Alice Vansittart Comyns Carr, née Strettell (1850–1927), was a British costume designer whose work is associated with the Aesthetic dress movement.
Comyns Carr (referred to as "Carr" below) was the daughter of Laura Vansittart Neale and the Reverend Alfred Baker Strettell, the British consular chaplain in Genoa, Italy, and subsequently the rector of St. Martin’s Church in Canterbury. Her sister, Alma Strettell, became a writer and translator.
In 1873, she married J. Comyns Carr, a drama and art critic, author, playwright and director of the Grosvenor Gallery. They had three children: Philip, Dorothy, and Arthur, who became a Member of Parliament.
As a costume designer, Carr was associated with the Aesthetic dress movement and its championship of looser, more flowing garments with theatrical touches such as lace and embroidery. It was rumored that she was the inspiration behind the comic figure of "Mrs Cimabue Brown" that the cartoonist George du Maurier invented to mock the Aestheticists in some of his drawings for Punch magazine.
For two decades, Carr was actor Ellen Terry's chief costume designer, succeeding Patience Harris. Carr began consulting with Terry and Harris in 1882, but the two designers' tastes didn't align well, and Harris resigned in 1887 following disagreements over costumes for the plays Henry VIII and The Amber Heart. The latter became the first production on which Carr had primary responsibility for Terry's costumes, though her influence is clear in designs as early as the 1885 production of Faust. Carr and Terry continued working together until 1902, when Terry left the Lyceum Theatre.
One of Carr's best-known works is a costume that used beetle wings to create an iridescent effect. The dress was worn by Terry as Lady Macbeth in the Shakespeare play Macbeth.
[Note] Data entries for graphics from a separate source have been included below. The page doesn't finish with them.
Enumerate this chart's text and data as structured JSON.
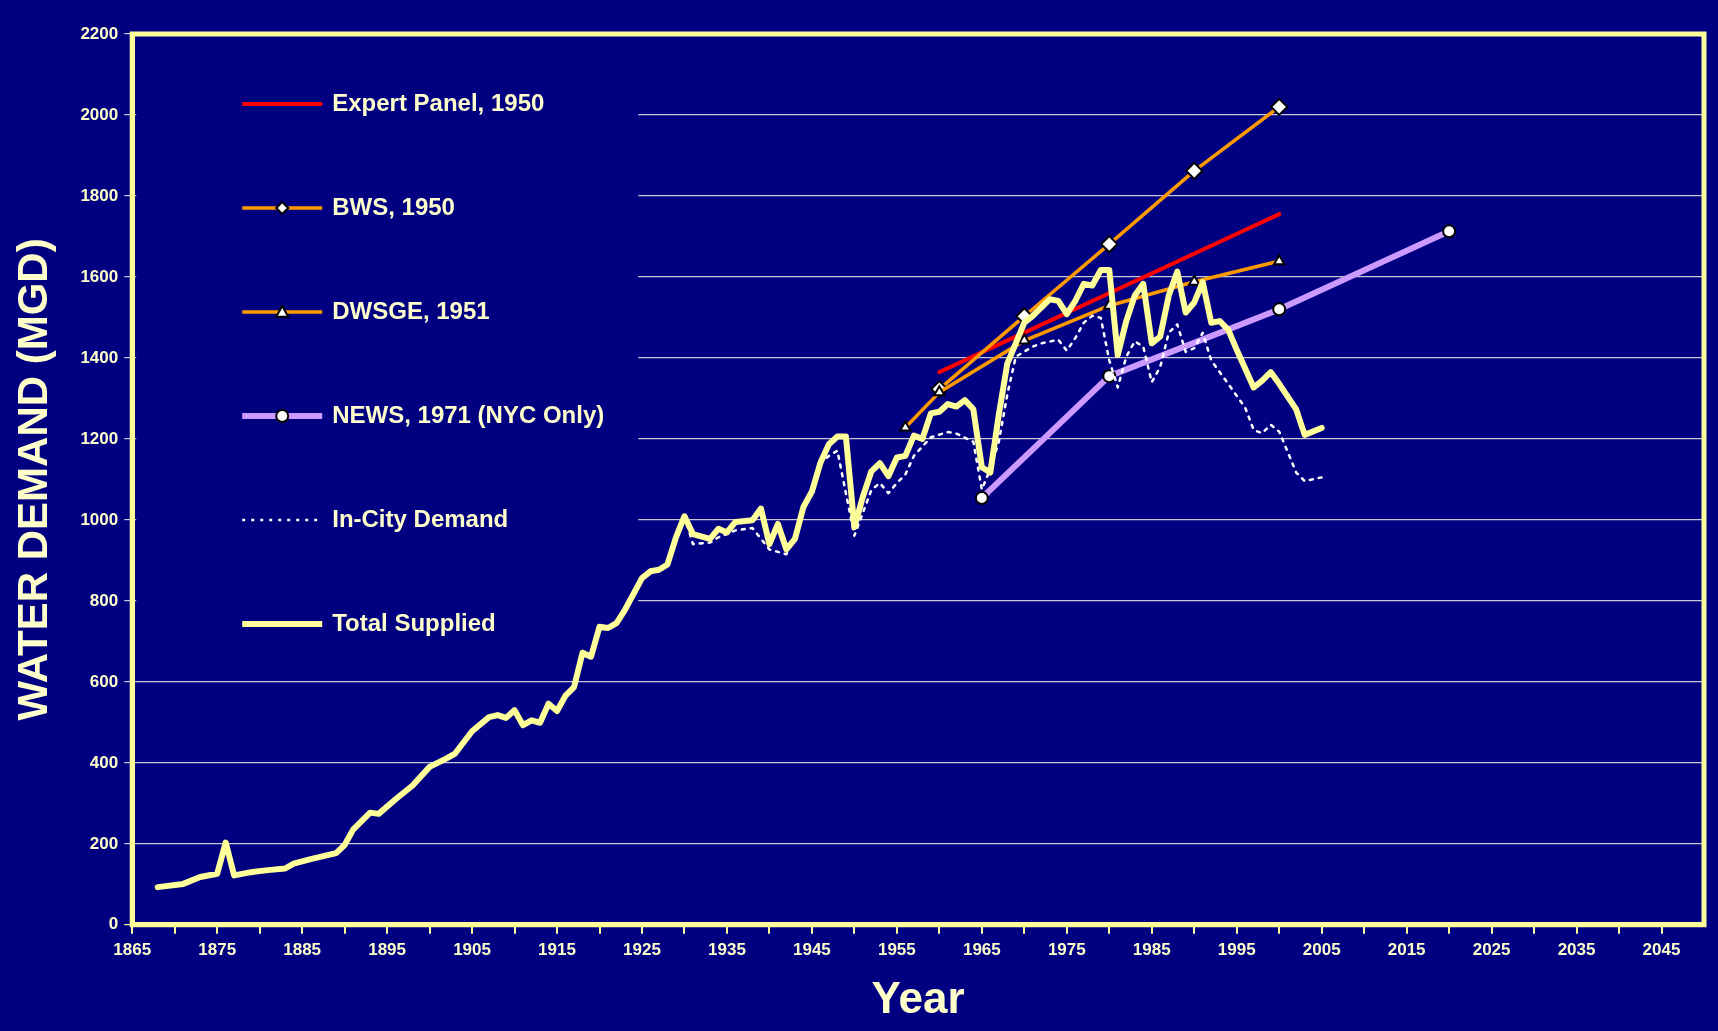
{
  "chart_data": {
    "type": "line",
    "xlabel": "Year",
    "ylabel": "WATER DEMAND (MGD)",
    "xlim": [
      1865,
      2050
    ],
    "xticks": [
      1865,
      {
        "value": 1870,
        "label": null
      },
      1875,
      {
        "value": 1880,
        "label": null
      },
      1885,
      {
        "value": 1890,
        "label": null
      },
      1895,
      {
        "value": 1900,
        "label": null
      },
      1905,
      {
        "value": 1910,
        "label": null
      },
      1915,
      {
        "value": 1920,
        "label": null
      },
      1925,
      {
        "value": 1930,
        "label": null
      },
      1935,
      {
        "value": 1940,
        "label": null
      },
      1945,
      {
        "value": 1950,
        "label": null
      },
      1955,
      {
        "value": 1960,
        "label": null
      },
      1965,
      {
        "value": 1970,
        "label": null
      },
      1975,
      {
        "value": 1980,
        "label": null
      },
      1985,
      {
        "value": 1990,
        "label": null
      },
      1995,
      {
        "value": 2000,
        "label": null
      },
      2005,
      {
        "value": 2010,
        "label": null
      },
      2015,
      {
        "value": 2020,
        "label": null
      },
      2025,
      {
        "value": 2030,
        "label": null
      },
      2035,
      {
        "value": 2040,
        "label": null
      },
      2045
    ],
    "ylim": [
      0,
      2200
    ],
    "yticks": [
      0,
      200,
      400,
      600,
      800,
      1000,
      1200,
      1400,
      1600,
      1800,
      2000,
      2200
    ],
    "grid": "y",
    "legend": "top left",
    "series": [
      {
        "name": "Expert Panel, 1950",
        "color": "#ff0000",
        "marker": "none",
        "x": [
          1960,
          2000
        ],
        "values": [
          1365,
          1755
        ]
      },
      {
        "name": "BWS, 1950",
        "color": "#ff9900",
        "marker": "diamond",
        "x": [
          1960,
          1970,
          1980,
          1990,
          2000
        ],
        "values": [
          1323,
          1503,
          1681,
          1862,
          2020
        ]
      },
      {
        "name": "DWSGE, 1951",
        "color": "#ff9900",
        "marker": "triangle",
        "x": [
          1956,
          1960,
          1970,
          1980,
          1990,
          2000
        ],
        "values": [
          1228,
          1315,
          1443,
          1529,
          1588,
          1639
        ]
      },
      {
        "name": "NEWS, 1971 (NYC Only)",
        "color": "#cc99ff",
        "marker": "circle",
        "x": [
          1965,
          1980,
          2000,
          2020
        ],
        "values": [
          1054,
          1355,
          1520,
          1713
        ]
      },
      {
        "name": "In-City Demand",
        "color": "#ffffff",
        "marker": "none",
        "line_style": "dotted",
        "x": [
          1930,
          1931,
          1933,
          1934,
          1936,
          1938,
          1940,
          1942,
          1943,
          1944,
          1945,
          1946,
          1947,
          1948,
          1950,
          1952,
          1953,
          1954,
          1955,
          1956,
          1957,
          1959,
          1961,
          1962,
          1964,
          1965,
          1966,
          1967,
          1968,
          1969,
          1971,
          1972,
          1974,
          1975,
          1976,
          1977,
          1978,
          1979,
          1980,
          1981,
          1982,
          1983,
          1984,
          1985,
          1986,
          1987,
          1988,
          1989,
          1990,
          1991,
          1992,
          1993,
          1994,
          1996,
          1997,
          1998,
          1999,
          2000,
          2001,
          2002,
          2003,
          2005
        ],
        "values": [
          1009,
          940,
          944,
          957,
          974,
          980,
          927,
          915,
          957,
          1032,
          1070,
          1141,
          1158,
          1171,
          961,
          1074,
          1091,
          1066,
          1091,
          1112,
          1158,
          1204,
          1217,
          1213,
          1193,
          1075,
          1126,
          1193,
          1310,
          1403,
          1428,
          1436,
          1445,
          1418,
          1449,
          1487,
          1504,
          1499,
          1394,
          1327,
          1403,
          1441,
          1428,
          1340,
          1378,
          1462,
          1483,
          1415,
          1424,
          1462,
          1394,
          1365,
          1336,
          1277,
          1222,
          1214,
          1235,
          1218,
          1168,
          1117,
          1096,
          1105
        ]
      },
      {
        "name": "Total Supplied",
        "color": "#ffff99",
        "marker": "none",
        "x": [
          1868,
          1871,
          1873,
          1875,
          1876,
          1877,
          1879,
          1881,
          1883,
          1884,
          1886,
          1888,
          1889,
          1890,
          1891,
          1893,
          1894,
          1896,
          1898,
          1900,
          1902,
          1903,
          1905,
          1907,
          1908,
          1909,
          1910,
          1911,
          1912,
          1913,
          1914,
          1915,
          1916,
          1917,
          1918,
          1919,
          1920,
          1921,
          1922,
          1923,
          1925,
          1926,
          1927,
          1928,
          1929,
          1930,
          1931,
          1933,
          1934,
          1935,
          1936,
          1938,
          1939,
          1940,
          1941,
          1942,
          1943,
          1944,
          1945,
          1946,
          1947,
          1948,
          1949,
          1950,
          1951,
          1952,
          1953,
          1954,
          1955,
          1956,
          1957,
          1958,
          1959,
          1960,
          1961,
          1962,
          1963,
          1964,
          1965,
          1966,
          1967,
          1968,
          1970,
          1971,
          1973,
          1974,
          1975,
          1976,
          1977,
          1978,
          1979,
          1980,
          1981,
          1982,
          1983,
          1984,
          1985,
          1986,
          1987,
          1988,
          1989,
          1990,
          1991,
          1992,
          1993,
          1994,
          1995,
          1997,
          1998,
          1999,
          2000,
          2002,
          2003,
          2005
        ],
        "values": [
          93,
          101,
          118,
          126,
          203,
          122,
          130,
          135,
          139,
          151,
          162,
          172,
          177,
          197,
          235,
          277,
          274,
          310,
          344,
          390,
          411,
          423,
          478,
          513,
          518,
          511,
          530,
          493,
          505,
          499,
          546,
          528,
          566,
          587,
          672,
          662,
          736,
          733,
          745,
          778,
          856,
          873,
          877,
          890,
          957,
          1009,
          965,
          953,
          978,
          969,
          995,
          999,
          1028,
          940,
          990,
          927,
          953,
          1032,
          1070,
          1141,
          1187,
          1206,
          1206,
          982,
          1057,
          1120,
          1140,
          1108,
          1154,
          1158,
          1208,
          1200,
          1263,
          1267,
          1286,
          1280,
          1296,
          1273,
          1130,
          1117,
          1260,
          1386,
          1487,
          1504,
          1545,
          1541,
          1508,
          1541,
          1583,
          1579,
          1617,
          1617,
          1407,
          1491,
          1554,
          1583,
          1436,
          1453,
          1554,
          1613,
          1512,
          1537,
          1587,
          1487,
          1491,
          1470,
          1420,
          1327,
          1344,
          1365,
          1336,
          1273,
          1210,
          1227
        ]
      }
    ]
  }
}
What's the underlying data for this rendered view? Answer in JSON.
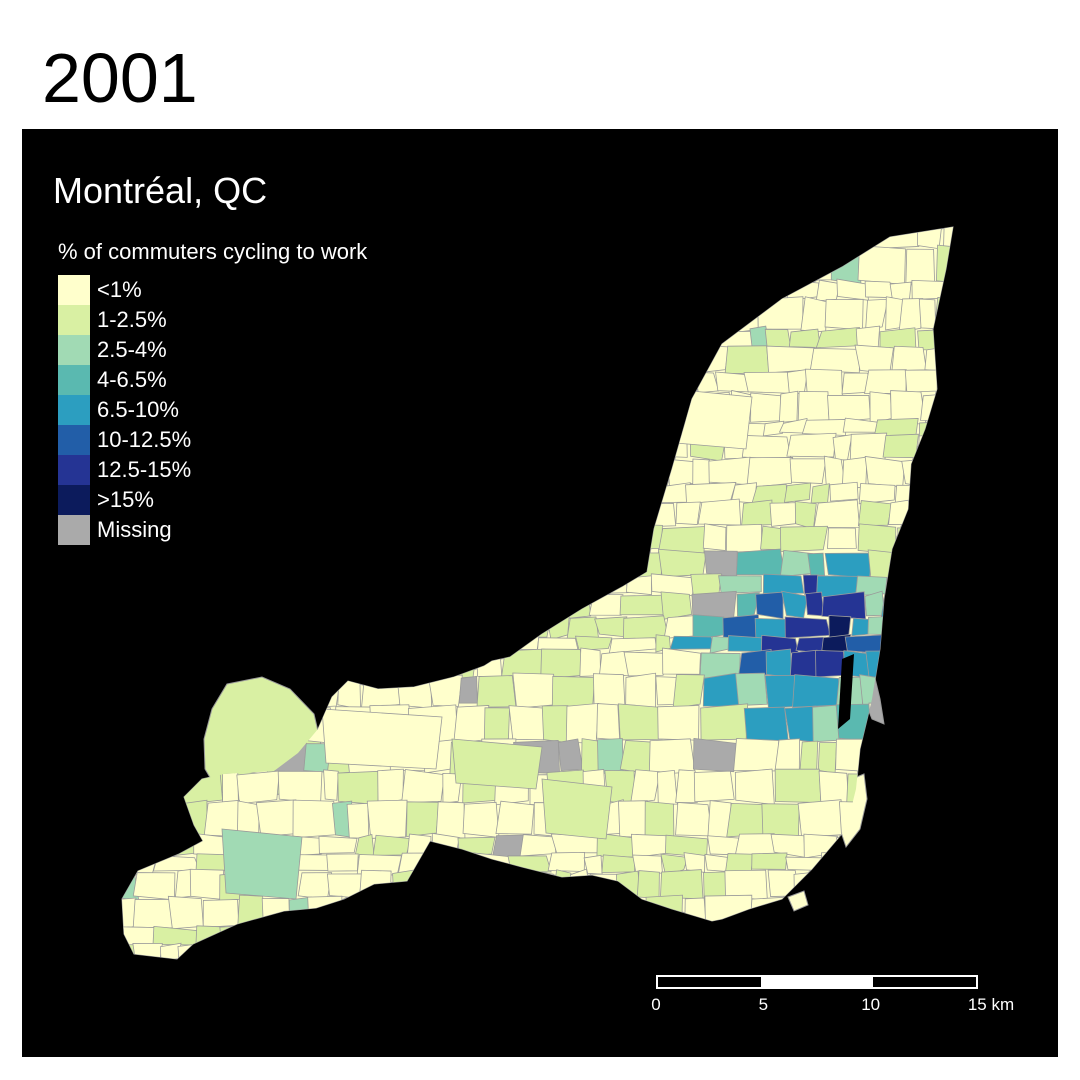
{
  "title": "2001",
  "map": {
    "city": "Montréal, QC",
    "background": "#000000",
    "tract_border_color": "#9a9a9a",
    "water_color": "#000000"
  },
  "legend": {
    "title": "% of commuters cycling to work",
    "items": [
      {
        "label": "<1%",
        "color": "#ffffcc"
      },
      {
        "label": "1-2.5%",
        "color": "#d9f0a3"
      },
      {
        "label": "2.5-4%",
        "color": "#a1dab4"
      },
      {
        "label": "4-6.5%",
        "color": "#5ab9b0"
      },
      {
        "label": "6.5-10%",
        "color": "#2c9ec0"
      },
      {
        "label": "10-12.5%",
        "color": "#225ea8"
      },
      {
        "label": "12.5-15%",
        "color": "#253494"
      },
      {
        "label": ">15%",
        "color": "#0c1b5c"
      },
      {
        "label": "Missing",
        "color": "#aaaaaa"
      }
    ]
  },
  "scale_bar": {
    "ticks": [
      {
        "label": "0",
        "km": 0
      },
      {
        "label": "5",
        "km": 5
      },
      {
        "label": "10",
        "km": 10
      },
      {
        "label": "15 km",
        "km": 15
      }
    ]
  }
}
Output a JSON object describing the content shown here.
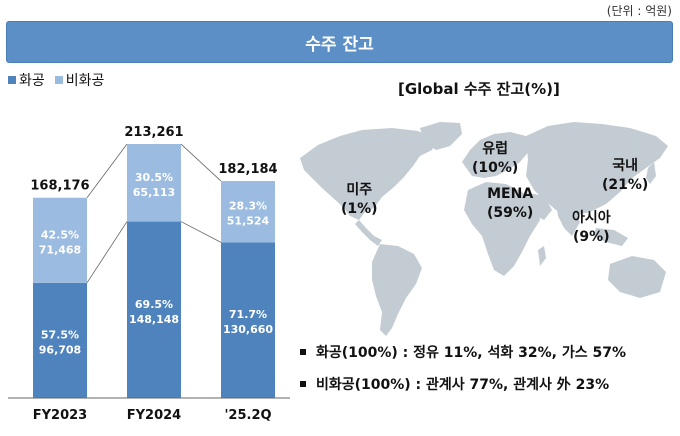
{
  "unit_label": "(단위 : 억원)",
  "banner_title": "수주 잔고",
  "colors": {
    "banner": "#5b8fc6",
    "dark_bar": "#4f83bd",
    "light_bar": "#9bbbe0",
    "map": "#c3cbd3"
  },
  "chart_data": {
    "type": "bar",
    "stacked": true,
    "categories": [
      "FY2023",
      "FY2024",
      "'25.2Q"
    ],
    "totals": [
      "168,176",
      "213,261",
      "182,184"
    ],
    "series": [
      {
        "name": "화공",
        "values": [
          96708,
          148148,
          130660
        ],
        "value_labels": [
          "96,708",
          "148,148",
          "130,660"
        ],
        "pct_labels": [
          "57.5%",
          "69.5%",
          "71.7%"
        ],
        "color": "#4f83bd"
      },
      {
        "name": "비화공",
        "values": [
          71468,
          65113,
          51524
        ],
        "value_labels": [
          "71,468",
          "65,113",
          "51,524"
        ],
        "pct_labels": [
          "42.5%",
          "30.5%",
          "28.3%"
        ],
        "color": "#9bbbe0"
      }
    ],
    "ylim": [
      0,
      220000
    ],
    "legend": "top-left"
  },
  "map": {
    "title": "[Global 수주 잔고(%)]",
    "regions": [
      {
        "name": "유럽",
        "pct": "(10%)"
      },
      {
        "name": "국내",
        "pct": "(21%)"
      },
      {
        "name": "미주",
        "pct": "(1%)"
      },
      {
        "name": "MENA",
        "pct": "(59%)"
      },
      {
        "name": "아시아",
        "pct": "(9%)"
      }
    ]
  },
  "notes": [
    "화공(100%) : 정유 11%, 석화 32%, 가스 57%",
    "비화공(100%) : 관계사 77%, 관계사 外 23%"
  ]
}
It was designed by Carr and crocheted by dressmaker Ada Nettleship to simulate a soft chain mail with also something of an effect of serpent scales. Nettleship had used beetle wings in some of her earlier designs, and this dress employed over 1,000 beetle wings. The restored costume is now on display in Terry's home, Smallhythe Place, near Tenterden in Kent. The American artist John Singer Sargent painted Terry in the dress in 1889. Sargent was a friend of Carr's and painted her portrait around the same time.